On nous parle beaucoup de retour en ce moment. Face aux dérives de notre système, à nos insatisfactions personnelles, on voit (ré)apparaitre le fantasme d’un âge d’or passé, qui serait caractérisé par un rapport plus authentique à la Terre, par un non arrachement de l’homme à sa nature, à sa production, à lui-même. La régression est aujourd’hui un projet éthique et politique. Et le retour est sorti de sa sphère conservatrice pour irriguer bien des imaginaires sociaux. En somme, toute une mythologie du retour s’est propagée dans notre société, d’où l’intérêt d’Eclectea pour ce thème. Mais commençons par un petit débrief conceptuel pour savoir de quoi nous allons parler. Car ce n’est pas si simple d’être de retour : tout a changé autour de celui qui revient, irrémédiablement. Le vrai retour serait-il alors impossible ? Non, c’est que le retour n’énonce pas un fait, mais tout un tas d’autres choses. Un processus d’abord, celui du retournement. Un échec ensuite, celui du départ, comme on le voit malheureusement aujourd’hui. Un mythe enfin. Car son impossibilité est constituante de son mouvement même. Donc la mythologie nouvelle autour du retour ne serait pas si originale ? Elle lui serait liée par nature et liée à un rejet du futur plutôt qu’à un appel du passé ? Peut-on finalement réinscrire le retour en tant que fait ? C’est ce que nous allons voir

 

Donc, qu’est-ce qu’un retour ?

Le retour en filigrane : dimensions temporelles du retour

Le retour est un mouvement, l’action de revenir d’où l’on est venu. Certes.

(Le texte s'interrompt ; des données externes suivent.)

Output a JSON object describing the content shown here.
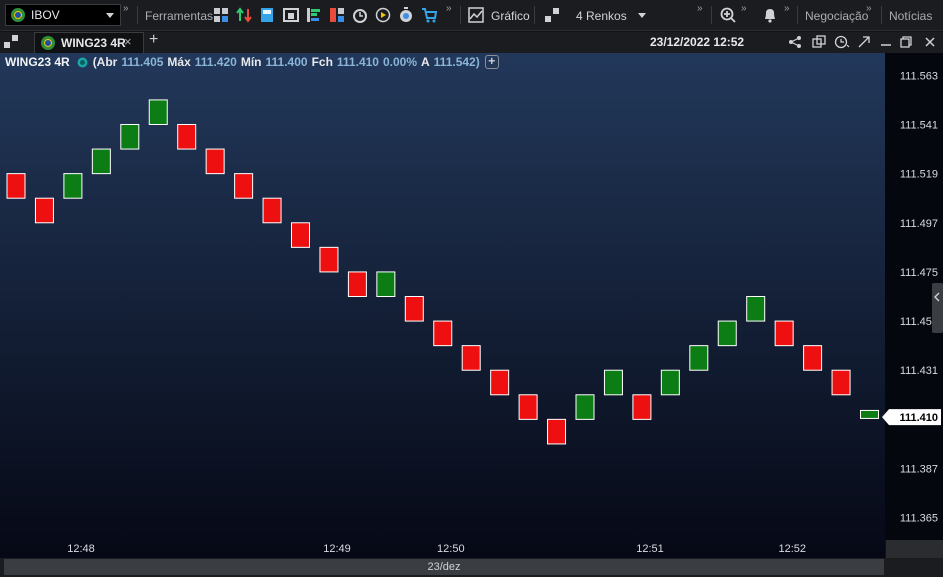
{
  "toolbar": {
    "symbol": "IBOV",
    "tools_label": "Ferramentas",
    "chart_label": "Gráfico",
    "renko_label": "4 Renkos",
    "negociacao_label": "Negociação",
    "noticias_label": "Notícias"
  },
  "tab": {
    "name": "WING23 4R",
    "datetime": "23/12/2022 12:52"
  },
  "ohlc": {
    "symbol": "WING23 4R",
    "abr_label": "(Abr",
    "abr": "111.405",
    "max_label": "Máx",
    "max": "111.420",
    "min_label": "Mín",
    "min": "111.400",
    "fch_label": "Fch",
    "fch": "111.410",
    "chg": "0.00%",
    "a_label": "A",
    "a": "111.542)"
  },
  "footer": {
    "date_label": "23/dez"
  },
  "colors": {
    "up": "#0b7d14",
    "down": "#ee1010",
    "bg_top": "#22385a",
    "bg_bottom": "#060815"
  },
  "chart_data": {
    "type": "renko",
    "brick_size": 0.011,
    "bricks": [
      {
        "open": 111.519,
        "close": 111.508,
        "dir": "down"
      },
      {
        "open": 111.508,
        "close": 111.497,
        "dir": "down"
      },
      {
        "open": 111.508,
        "close": 111.519,
        "dir": "up"
      },
      {
        "open": 111.519,
        "close": 111.53,
        "dir": "up"
      },
      {
        "open": 111.53,
        "close": 111.541,
        "dir": "up"
      },
      {
        "open": 111.541,
        "close": 111.552,
        "dir": "up"
      },
      {
        "open": 111.541,
        "close": 111.53,
        "dir": "down"
      },
      {
        "open": 111.53,
        "close": 111.519,
        "dir": "down"
      },
      {
        "open": 111.519,
        "close": 111.508,
        "dir": "down"
      },
      {
        "open": 111.508,
        "close": 111.497,
        "dir": "down"
      },
      {
        "open": 111.497,
        "close": 111.486,
        "dir": "down"
      },
      {
        "open": 111.486,
        "close": 111.475,
        "dir": "down"
      },
      {
        "open": 111.475,
        "close": 111.464,
        "dir": "down"
      },
      {
        "open": 111.464,
        "close": 111.475,
        "dir": "up"
      },
      {
        "open": 111.464,
        "close": 111.453,
        "dir": "down"
      },
      {
        "open": 111.453,
        "close": 111.442,
        "dir": "down"
      },
      {
        "open": 111.442,
        "close": 111.431,
        "dir": "down"
      },
      {
        "open": 111.431,
        "close": 111.42,
        "dir": "down"
      },
      {
        "open": 111.42,
        "close": 111.409,
        "dir": "down"
      },
      {
        "open": 111.409,
        "close": 111.398,
        "dir": "down"
      },
      {
        "open": 111.409,
        "close": 111.42,
        "dir": "up"
      },
      {
        "open": 111.42,
        "close": 111.431,
        "dir": "up"
      },
      {
        "open": 111.42,
        "close": 111.409,
        "dir": "down"
      },
      {
        "open": 111.42,
        "close": 111.431,
        "dir": "up"
      },
      {
        "open": 111.431,
        "close": 111.442,
        "dir": "up"
      },
      {
        "open": 111.442,
        "close": 111.453,
        "dir": "up"
      },
      {
        "open": 111.453,
        "close": 111.464,
        "dir": "up"
      },
      {
        "open": 111.453,
        "close": 111.442,
        "dir": "down"
      },
      {
        "open": 111.442,
        "close": 111.431,
        "dir": "down"
      },
      {
        "open": 111.431,
        "close": 111.42,
        "dir": "down"
      },
      {
        "open": 111.41,
        "close": 111.413,
        "dir": "up"
      }
    ],
    "y_ticks": [
      "111.563",
      "111.541",
      "111.519",
      "111.497",
      "111.475",
      "111.453",
      "111.431",
      "111.387",
      "111.365"
    ],
    "ylim": [
      111.355,
      111.573
    ],
    "x_ticks": [
      {
        "label": "12:48",
        "brick": 2.6
      },
      {
        "label": "12:49",
        "brick": 11.6
      },
      {
        "label": "12:50",
        "brick": 15.6
      },
      {
        "label": "12:51",
        "brick": 22.6
      },
      {
        "label": "12:52",
        "brick": 27.6
      }
    ],
    "last_price": "111.410"
  }
}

Dès lors, distinguer « Il est de retour » et « Il est revenu ». Alors que le second met l’accent sur du factuel brut, sur un constat quasi visuel, « il est de retour » souligne le processus qui fait que la personne est revenue, nous informe de l’élan qui l’a ramenée tout autant que du constat. Ce sont alors le changement de direction, la volte, le retournement opérés qui sont mis en avant.  L’un a partie liée avec la cause alors que l’autre a à voir avec la conséquence. Deux choses différentes sont énoncées quand on dit que quelqu’un est de retour et quand on dit que quelqu’un est revenu. Dans le premier cas, ce que l’on exprime finalement est : « les choses en sont arrivées à un point où il lui a été nécessaire de faire un mouvement arrière » ; alors que dans le second cas, on ne dit que le constat physique du retour achevé. Les deux nous renseignent sur des temporalités différentes. Ou plutôt, le retour nous informe ici sur une temporalité multiple, où un événement est toujours l’écho d’un autre, et où le présent n’est que le faux semblant transparent du passé : un retour en filigrane.

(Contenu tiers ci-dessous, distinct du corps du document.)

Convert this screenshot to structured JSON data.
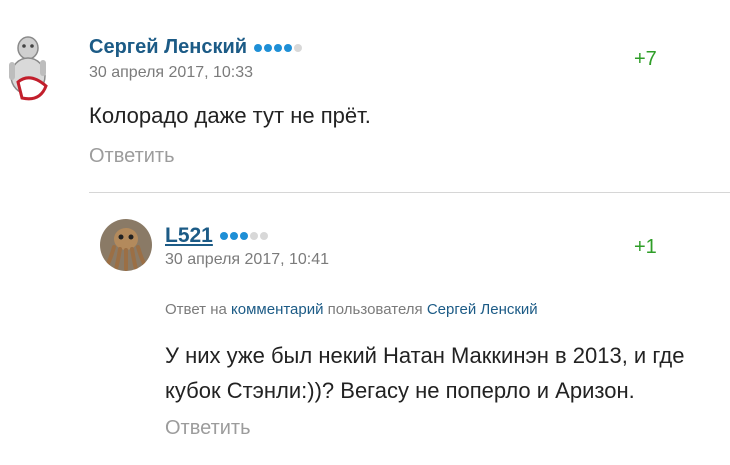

Ce passé est tout d’abord celui du temps du changement de direction, du « retournement ». Mais nous l’avons déjà évoqué, il s’agit de la cause, le geste initiateur : quand on parle ainsi du retour c’est finalement de l’échec du départ dont on parle. Il y a toujours une raison à être de retour, pas nécessairement pour revenir. On peut revenir sans motif, ou pour une cause accidentelle, non essentielle au revenir. Mais on s’en retourne parce qu’il y a eu une rupture, ou conscience d’une rupture. Alors que le revenir est linéaire. Paradoxalement, le revenir va de l’avant, est rectiligne. Le retour fait nœud, fait rupture. Il est un mouvement qui dévoile l’avortement d’un autre mouvement, il est le symptôme d’un mouvement inachevé. On peut donc décomposer l’Odyssée – retour le plus fameux de la littérature – en deux temps. Au début de l’épopée, chef d’une flotte de douze navires, Ulysse revient chez lui. La prise de Troie est réalisée, il s’agit de revenir à Ithaque, comme cela était prévu depuis le début, dans le prolongement logique d’un même mouvement de conquête. On peut considérer que le retour d’Ulysse commet lorsque son navire arrive en vue des côtes d’Ithaque, et que ses compagnons ouvrent l’outre aux vents contraires d’Eole, ramenant le bateau dans la tourmente et l’aventure, et rompant le mouvement. Ou, juste après, chez Circé, où se joue une rupture d’un autre genre encore : Ulysse reste un an prisonnier des bras de la magicienne, sans vouloir retourner à Ithaque. Le revenir linéaire s’est déchiré, et les mouvements aberrants du retour commencent. Mais peut-être est-ce que le revenir est impersonnel, impropre, et qu’Ulysse, en donnant par arrogance son nom à Polyphème, a attiré sur lui les foudres de Poseidon comme les doutes et les inévitables tribulations du retour. C’est en cela que l’Odyssée est l’histoire d’un retour, non pas dans le départ d’Ulysse de Troie, mais dans l’échec toujours répété de ce départ.

 

Toutefois qui parle d’un départ parle d’un premier état, et le retour donne à voir un triple écho. Car le retour et le « revenir » ne concernent pas le même plan du réel. Le retour a un modèle temporel alors que le revenir fonctionne sur un schème spatial. Ce qui revient, dans le retour, c’est le passé. Le retour n’est jamais seul, il est toujours l’envers d’une première fois, d’un « avant-départ ».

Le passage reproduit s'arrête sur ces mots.